When you're building a webhook integration to receive and process webhook messages it can sometimes be hard to know where to start or if you are making the best decisions. With a few tips you can get start strong and make it easier to maintaining the integration and develop new features.

webhook data extraction

1. Develop the webhook processing locally

Webhooks are sent from a publisher to another public website. They cant connect directly to your development server on your laptop which can make development slow. So you don't have to wait for your deployment cycle to test change, you can use a tool to tunnels the messages to your development server. I recommend using the Webhook Wizard CLI which can be used via the command line to provide a secure tunnel.

npx -y @webhookwizard/cli forward <destination>

2. Unit test your webhook parsing

Most errors processing webhooks come from decoding the webhook message. Unit test decoding the messages so when you see a message in a new variation you can make code changes with confidence that your not accidentally breaking anything.

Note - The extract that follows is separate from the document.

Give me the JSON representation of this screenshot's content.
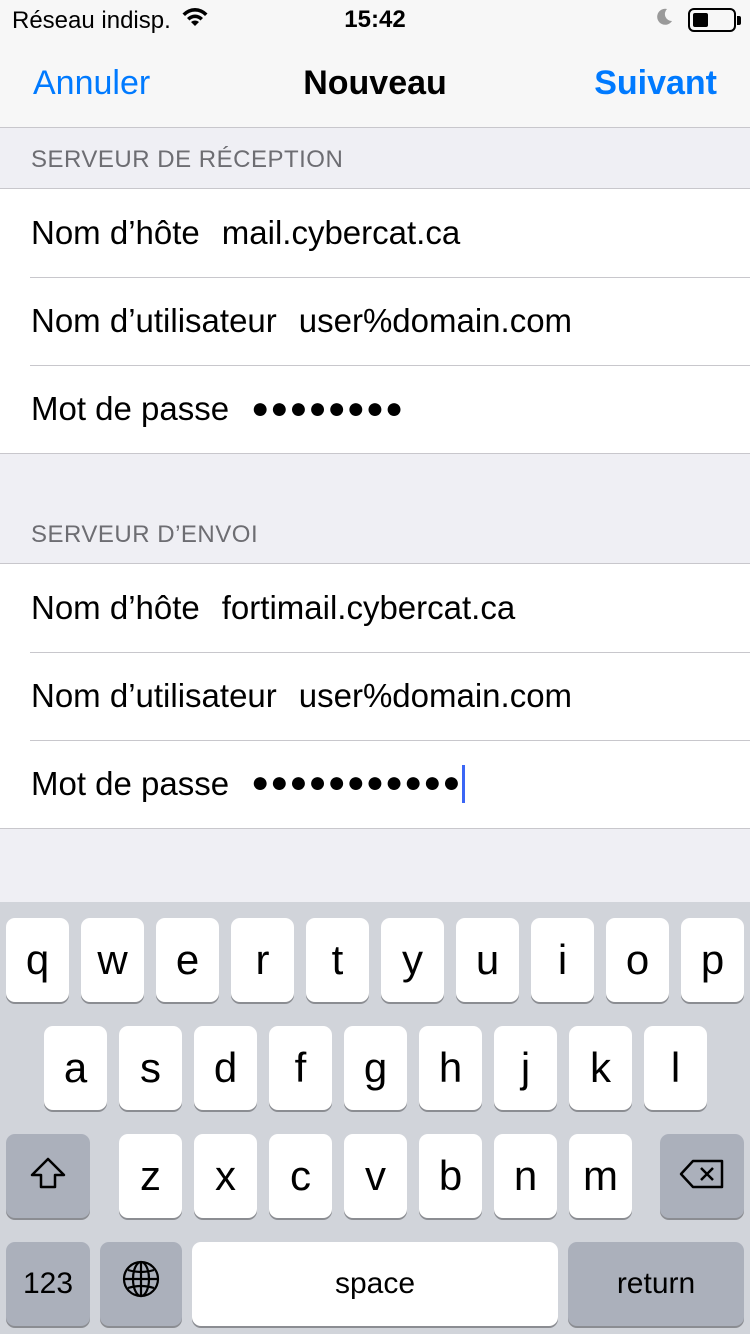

Exactly how to unit test will depend on your programming language and framework. If the messages are very large, consider saving them to their file to keep your unit test code small, but it's perfectly reasonable to just paste the large example strings in your code. Just take care not to commit anything sensitive like a PII or keys.

3. Log decoding errors

webhook by the road

Since most errors process webhooks are about the message format make sure you are logging those errors well. Include details like exactly which field had the decoding error and what it was. Consider these two error messages...

Vague error message

Error: BadRequest

Descriptive error message

Error: BadRequest invalid timestamp, unable to decode "23 May 2022"

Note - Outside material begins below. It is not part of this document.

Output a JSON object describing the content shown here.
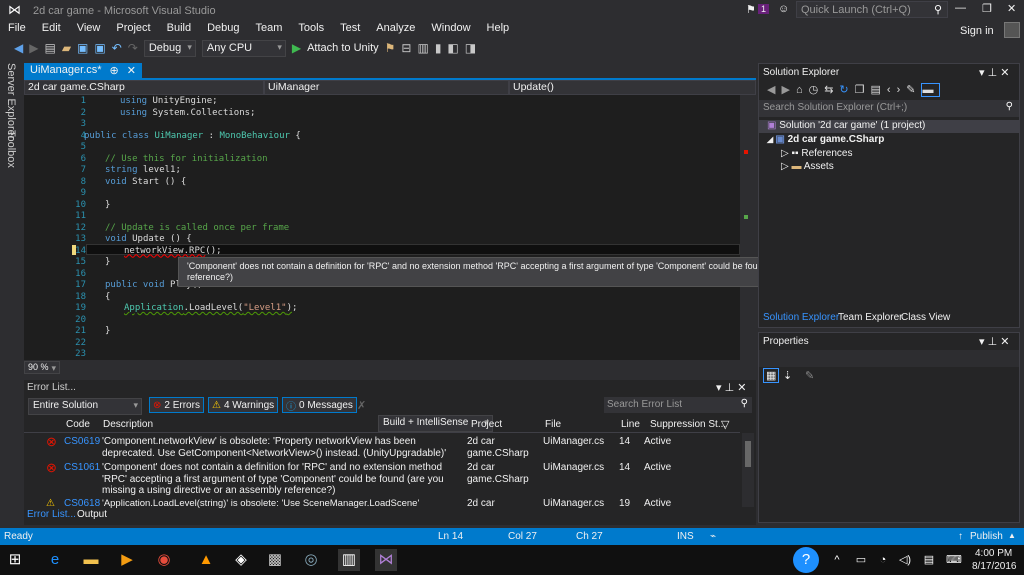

With the second you know that it's the

timestamp
field that cant be decoded, and you can see the date format it's encountered. You likely need to extend your date parsing to support the new format.

4. Monitor your webhook processing

If there is a problem with your webhook processing, you want to be able to find out about it and fix it. Your alert can be anything that works for you an email or pager work well. The key is that it's an automated way that tells you there is a problem that needs investigating. You should monitor for errors, latency and backlog.

It's not uncommon for webhook messages to have bursty traffic causing big spikes in load and causing delays processing. But you don't want to get in a situation where you cant keep up with the new messages.

You will need either your own alerting infrastructure or you could use Webhook Wizard's built-in monitoring.

5. Idempotent, repeatable webhook message processing

Sometimes the same webhook message will be sent to you as a duplicate, your system needs to be able to support that. If you're incrementing any counters, you need to deduplicate the messages. Usually, webhook messages come with an ID or a timestamp you can deduplicate by.

Webhook messages are sometimes repeated if there was a problem sending the message. It's safer to resend and support duplicate messages than to not resend and miss the message entirely.